Scholars at Risk

Als ein internationales Netzwerk mit mehr als 500 Mitgliedshochschulen aus 38 Ländern setzt sich Scholars at Risk weltweit für den Schutz von gefährdeten Wissenschaftlerinnen und Wissenschaftlern und für akademische Freiheiten ein.
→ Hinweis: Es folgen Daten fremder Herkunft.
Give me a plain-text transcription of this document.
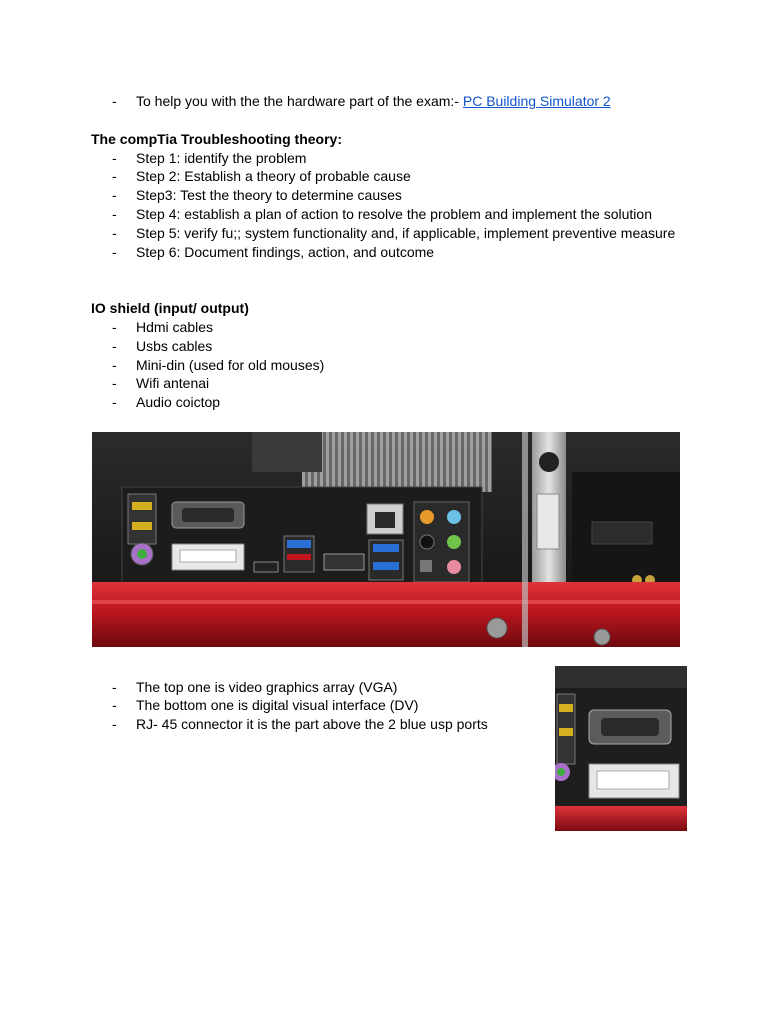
- To help you with the the hardware part of the exam:- PC Building Simulator 2
The compTia Troubleshooting theory:
- Step 1: identify the problem
- Step 2: Establish a theory of probable cause
- Step3: Test the theory to determine causes
- Step 4: establish a plan of action to resolve the problem and implement the solution
- Step 5: verify fu;; system functionality and, if applicable, implement preventive measure
- Step 6: Document findings, action, and outcome
IO shield (input/ output)
- Hdmi cables
- Usbs cables
- Mini-din (used for old mouses)
- Wifi antenai
- Audio coictop
- The top one is video graphics array (VGA)
- The bottom one is digital visual interface (DV)
- RJ- 45 connector it is the part above the 2 blue usp ports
Scholars at Risk vermittelt akademische Positionen der Mitgliedshochschulen an gefährdete Wissenschaftler, steht diesen beratend zur Seite und startet öffentlichkeitswirksame Kampagnen für inhaftierte Personen. Darüber hinaus beobachtet und dokumentiert Scholars at Risk weltweit Angriffe auf die Wissenschaftsfreiheit.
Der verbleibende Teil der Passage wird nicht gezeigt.